Generation-Z began around 1996 and continued to arrive on the scene until 2011 or 2012, when Michael Phelps received his last gold medal in London. Now stretching from age ten to their mid-twenties, this group drives the social media space and the tech that fuels it. As the first generation born in the digital age, Gen-Zers own an influential role that will shape the future of the industry. In turn, tech companies shoulder the responsibility of mitigating the potentially dangerous online influences on this dynamic generation.
Gen Z holds untapped potential.
Gabb Wireless was founded to empower youth to thrive, connect with family, and secure the life skills necessary for digital balance. To learn more about their mission, I visited with their CEO Nate Randle.
Jeff Fromm: What motivated you to focus on developing products for today’s youth?
Nate Randle: Gen-Z has grown up on digital platforms, and a barrier to their success is a result of being plugged in constantly. The unintended consequences of this digital tethering are profound. They have not been afforded the space to develop self-regulation, to know when to shield themselves from harmful content. This generation needs room to form healthy, meaningful, and lasting relationships–ones that can only happen off screens.
Fromm: How has being a parent to Gen-Zers yourself influenced how you run Gabb Wireless?
Randle: I am a dad of some incredible kids, and like most families, we’ve struggled with how we want to handle tech use in our home. I do everything I can to keep my children safe, but I also want them to understand the world they live in. Gabb was founded to provide parents with peace of mind, and we also support families with resources that promote open dialogue. And my kids don’t hesitate to tell me how we can improve.
Fromm: What is unique about marketing to parents of this generation?
Randle: Parents of Gen-Z kids recognize the dangers of the digital world and are seeking thoughtful solutions. It’s important for marketers to be aware of this, and raise awareness about the impact of too much tech, too soon. We’ve got to listen to kids’ struggles and obstacles, and then provide families with tools to solve those challenges.

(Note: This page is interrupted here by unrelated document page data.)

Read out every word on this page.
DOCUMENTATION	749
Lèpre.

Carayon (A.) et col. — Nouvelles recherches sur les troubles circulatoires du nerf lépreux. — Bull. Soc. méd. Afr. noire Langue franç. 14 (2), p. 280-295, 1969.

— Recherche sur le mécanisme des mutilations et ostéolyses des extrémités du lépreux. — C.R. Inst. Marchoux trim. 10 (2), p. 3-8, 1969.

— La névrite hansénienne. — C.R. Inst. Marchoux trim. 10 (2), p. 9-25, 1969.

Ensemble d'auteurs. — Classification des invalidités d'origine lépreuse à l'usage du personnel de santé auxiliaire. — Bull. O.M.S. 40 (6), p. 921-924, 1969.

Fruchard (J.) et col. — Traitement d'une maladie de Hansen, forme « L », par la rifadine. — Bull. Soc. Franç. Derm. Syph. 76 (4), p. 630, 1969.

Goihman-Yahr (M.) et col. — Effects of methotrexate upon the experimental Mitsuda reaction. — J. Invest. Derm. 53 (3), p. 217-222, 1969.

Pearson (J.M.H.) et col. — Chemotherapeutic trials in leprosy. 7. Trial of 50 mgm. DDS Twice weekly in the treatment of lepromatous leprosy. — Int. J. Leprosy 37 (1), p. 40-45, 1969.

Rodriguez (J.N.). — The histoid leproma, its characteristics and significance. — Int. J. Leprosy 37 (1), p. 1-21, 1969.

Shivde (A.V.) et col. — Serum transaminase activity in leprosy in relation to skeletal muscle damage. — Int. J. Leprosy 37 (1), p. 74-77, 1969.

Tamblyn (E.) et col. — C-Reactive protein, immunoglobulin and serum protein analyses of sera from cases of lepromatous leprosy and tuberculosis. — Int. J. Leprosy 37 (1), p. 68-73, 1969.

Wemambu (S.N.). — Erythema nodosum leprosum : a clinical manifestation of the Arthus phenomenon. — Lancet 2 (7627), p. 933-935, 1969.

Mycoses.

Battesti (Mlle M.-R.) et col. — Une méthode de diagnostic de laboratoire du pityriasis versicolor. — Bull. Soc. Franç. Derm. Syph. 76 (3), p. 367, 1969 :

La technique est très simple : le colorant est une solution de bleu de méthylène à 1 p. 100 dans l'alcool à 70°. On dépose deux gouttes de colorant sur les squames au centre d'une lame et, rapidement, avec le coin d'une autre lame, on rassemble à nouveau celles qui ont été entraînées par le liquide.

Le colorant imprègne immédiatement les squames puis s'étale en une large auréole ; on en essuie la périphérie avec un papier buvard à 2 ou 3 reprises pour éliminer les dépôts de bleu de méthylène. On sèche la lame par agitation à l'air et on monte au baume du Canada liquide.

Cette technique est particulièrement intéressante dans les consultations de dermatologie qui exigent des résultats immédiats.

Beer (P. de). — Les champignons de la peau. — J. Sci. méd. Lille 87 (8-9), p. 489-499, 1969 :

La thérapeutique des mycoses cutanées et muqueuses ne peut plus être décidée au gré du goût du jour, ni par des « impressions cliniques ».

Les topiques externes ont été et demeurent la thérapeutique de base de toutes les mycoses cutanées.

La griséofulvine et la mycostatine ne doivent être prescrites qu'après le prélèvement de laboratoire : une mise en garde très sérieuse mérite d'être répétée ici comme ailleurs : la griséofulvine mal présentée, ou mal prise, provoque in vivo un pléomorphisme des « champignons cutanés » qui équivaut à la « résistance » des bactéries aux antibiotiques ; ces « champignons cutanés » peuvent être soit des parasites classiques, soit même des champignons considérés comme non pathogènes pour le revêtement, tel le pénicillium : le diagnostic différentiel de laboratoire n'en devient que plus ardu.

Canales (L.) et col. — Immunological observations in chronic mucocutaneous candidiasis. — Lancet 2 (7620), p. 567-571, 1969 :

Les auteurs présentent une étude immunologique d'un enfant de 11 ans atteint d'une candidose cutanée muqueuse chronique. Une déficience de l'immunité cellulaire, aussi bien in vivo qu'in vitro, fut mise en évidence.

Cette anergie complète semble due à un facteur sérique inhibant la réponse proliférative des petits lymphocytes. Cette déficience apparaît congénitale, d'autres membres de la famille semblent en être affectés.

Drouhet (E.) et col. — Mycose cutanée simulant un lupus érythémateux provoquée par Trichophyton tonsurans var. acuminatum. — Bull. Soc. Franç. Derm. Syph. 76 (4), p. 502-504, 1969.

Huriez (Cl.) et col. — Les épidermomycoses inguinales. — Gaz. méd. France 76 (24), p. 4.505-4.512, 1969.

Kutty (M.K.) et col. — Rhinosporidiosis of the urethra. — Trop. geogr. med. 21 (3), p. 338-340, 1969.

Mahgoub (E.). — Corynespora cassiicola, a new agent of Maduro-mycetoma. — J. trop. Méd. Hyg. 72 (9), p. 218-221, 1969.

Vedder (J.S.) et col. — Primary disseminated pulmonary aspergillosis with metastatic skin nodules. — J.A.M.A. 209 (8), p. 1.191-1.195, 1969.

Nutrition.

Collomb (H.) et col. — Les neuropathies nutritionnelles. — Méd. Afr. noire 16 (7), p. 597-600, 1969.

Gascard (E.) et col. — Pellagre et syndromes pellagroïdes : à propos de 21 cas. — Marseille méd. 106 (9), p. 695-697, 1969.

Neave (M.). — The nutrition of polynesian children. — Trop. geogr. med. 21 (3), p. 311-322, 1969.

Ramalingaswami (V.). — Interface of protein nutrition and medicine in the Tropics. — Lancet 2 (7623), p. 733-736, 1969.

Fromm: What marketing trends are you seeing emerge in Gen-Z?
Randle: The old way of advertising isn’t going to cut it with this demographic. They’ve never known a world without a touch screen, and they’re accustomed to having any information they want at their fingertips. We need to meet them where they are, and where their headspace and priorities meet.
Being the most diverse generation in history, Gen-Zers expect companies to have a clear stance on issues, and authentically communicate how they’re impacting their community and the environment. This generation knows their power, and isn’t afraid to speak with their spending money or their social media accounts. Brands need to earn every dollar and every like, beyond making products that are appealing. Gen-Z expects companies to act responsibly and contribute to society in meaningful ways.
When it comes to specific ways to market to Gen-Z, it’s important to understand what’s driving the success of platforms like TikTok. It’s unfiltered and unproduced user-generated content. For lack of a better term, it feels honest. Whether it’s a kid in Boston making pastries, or a girl in England practicing her stand-up jokes, it has the authentic feel of people just recording from their phones and sending it out into the world.
I’m not saying marketers should be on TikTok. What I am saying is that Gen-Z craves unfiltered authenticity and honesty, in substance and execution of the media they consume. Companies and marketers who aren’t afraid to take bold stances, create genuine engagements, and offer unfiltered truth will succeed.
Fromm: What would you tell other leaders who want to understand more about Gen-Z?
Randle: I believe these kids are so talented, with untapped potential. When we’re invested in creating a space for them to really take flight, we propel them forward instead of holding them back. They’re smart, they’ll recognize genuine intent, and they will respond with allegiance to brands that see them for who they are and are willing to meet their high expectations.